2. It has sensitized me to suffering. I remember as a kid in India seeing lepers with their open wounds, nubby fingers and disfigurement. It was not uncommon. It was not that I lacked sympathy, it was just that we were so used to it, it didn’t elicit sympathy. It wasn’t even gross. I was back in India recently, saw a leper at the railway station begging (a very common sight in my day). I tell you, my heart went out to him. Cammie’s long-term illness and its consequences has made me more sensitive to the suffering of others in a way I had never experienced before. We are blessed.

3. It has welded and bonded relationships. Did you know that the most common broken relational bond when a child gets cancer is the parent’s marriage? There is a huge percentage of divorce in such cases. It did not break ours. It made it stronger. Yes, it has been a long road, but I can not tell you the number of people (in the hundreds, perhaps thousands) that have prayed for Cammie and us as a family. We have made all sorts of new friends and we have a deeper, lasting friendship with our old friends. And each other. We are blessed.

4. It has helped me develop priorities that I might not otherwise have. I am a “get it done” sort of guy. Have you noticed that “get it done” people are not always the best parents? I have come to realize the Lord gives us kids for a reason and that they are His #2 priority for parents (#1 is your spouse). I still may not be the best parent in the world, but I think I am a lot better than I might otherwise have been. We are blessed.

5. It has given my other two girls, Stephanie and Amanda, an insider view of medicine. They have accompanied us to innumerable hospital and doctor visits. They have been there for the surgery, for the hospital stays, and the recovery time. It has shown them that medicine offers a very practical way to help people who can not help themselves. I believe, as a direct result of this, Stephanie is in medical school with a desire to serve as a medical missionary, and Amanda is just starting nursing school (after 2 years of preliminary courses). We, and the world, are blessed as a result.

6. Cammie, as a person, has a delightful personality. She is a social genius, meets people well, listens well, empathizes well. When it comes to “early childhood trauma” she could write the book. And what is she planning to do? She is 6 hours shy of a degree at this point, and wants to finish up in the fall. She plans to go to North Texas State and get a MA in play therapy. Why? To work with children with severe childhood trauma. We are blessed.

7. We have seen first hand how the Lord has and will meet our financial needs. We arrived back in the US shortly after her diagnosis in Nairobi in 1981 and were promptly given a very nice Delta 88 car–the nicest and newest vehicle we had ever had. Her illness has cost megabucks. We stopped counting after $1.5 million. The bulk of this was met through insurance, but unless it has happened to you, you might be surprised at the amount that still comes out of pocket. We have lacked nothing, by God’s good grace. We are blessed.

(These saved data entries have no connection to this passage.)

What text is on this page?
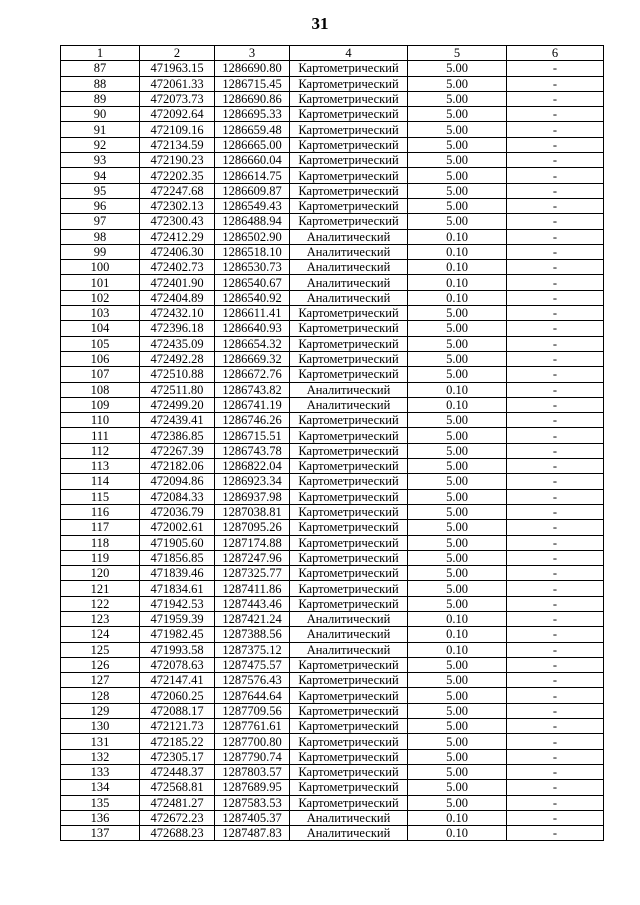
31
1	2	3	4	5	6
87	471963.15	1286690.80	Картометрический	5.00	-
88	472061.33	1286715.45	Картометрический	5.00	-
89	472073.73	1286690.86	Картометрический	5.00	-
90	472092.64	1286695.33	Картометрический	5.00	-
91	472109.16	1286659.48	Картометрический	5.00	-
92	472134.59	1286665.00	Картометрический	5.00	-
93	472190.23	1286660.04	Картометрический	5.00	-
94	472202.35	1286614.75	Картометрический	5.00	-
95	472247.68	1286609.87	Картометрический	5.00	-
96	472302.13	1286549.43	Картометрический	5.00	-
97	472300.43	1286488.94	Картометрический	5.00	-
98	472412.29	1286502.90	Аналитический	0.10	-
99	472406.30	1286518.10	Аналитический	0.10	-
100	472402.73	1286530.73	Аналитический	0.10	-
101	472401.90	1286540.67	Аналитический	0.10	-
102	472404.89	1286540.92	Аналитический	0.10	-
103	472432.10	1286611.41	Картометрический	5.00	-
104	472396.18	1286640.93	Картометрический	5.00	-
105	472435.09	1286654.32	Картометрический	5.00	-
106	472492.28	1286669.32	Картометрический	5.00	-
107	472510.88	1286672.76	Картометрический	5.00	-
108	472511.80	1286743.82	Аналитический	0.10	-
109	472499.20	1286741.19	Аналитический	0.10	-
110	472439.41	1286746.26	Картометрический	5.00	-
111	472386.85	1286715.51	Картометрический	5.00	-
112	472267.39	1286743.78	Картометрический	5.00	-
113	472182.06	1286822.04	Картометрический	5.00	-
114	472094.86	1286923.34	Картометрический	5.00	-
115	472084.33	1286937.98	Картометрический	5.00	-
116	472036.79	1287038.81	Картометрический	5.00	-
117	472002.61	1287095.26	Картометрический	5.00	-
118	471905.60	1287174.88	Картометрический	5.00	-
119	471856.85	1287247.96	Картометрический	5.00	-
120	471839.46	1287325.77	Картометрический	5.00	-
121	471834.61	1287411.86	Картометрический	5.00	-
122	471942.53	1287443.46	Картометрический	5.00	-
123	471959.39	1287421.24	Аналитический	0.10	-
124	471982.45	1287388.56	Аналитический	0.10	-
125	471993.58	1287375.12	Аналитический	0.10	-
126	472078.63	1287475.57	Картометрический	5.00	-
127	472147.41	1287576.43	Картометрический	5.00	-
128	472060.25	1287644.64	Картометрический	5.00	-
129	472088.17	1287709.56	Картометрический	5.00	-
130	472121.73	1287761.61	Картометрический	5.00	-
131	472185.22	1287700.80	Картометрический	5.00	-
132	472305.17	1287790.74	Картометрический	5.00	-
133	472448.37	1287803.57	Картометрический	5.00	-
134	472568.81	1287689.95	Картометрический	5.00	-
135	472481.27	1287583.53	Картометрический	5.00	-
136	472672.23	1287405.37	Аналитический	0.10	-
137	472688.23	1287487.83	Аналитический	0.10	-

8. We have more than a mere nodding acquaintance with death. In fact, death has knocked on our door three times. We have benefited from knowing that it is ever present (whether we realize it or not) but that our times are in the Lord’s hands (whether we realize it or not). We are blessed.

9. The word “miracle” today is often pretty watered down version of what the word actually means. In its true sense, we have witnessed a miracle, something extra-ordinary. That has brought awe …and gratitude. We are blessed.

10. We now know that the things that count the most cannot be counted. We have no idea the number of the host of prayer warriors that battered the gates of heaven on our behalf. We have countless friends and family who have undergirded us and overwhelmed us with their love, care and concern—and their practical demonstration of that. We are indeed blessed.

I am here to tell you we are blessed.

You should be so lucky as to have a kid with cancer.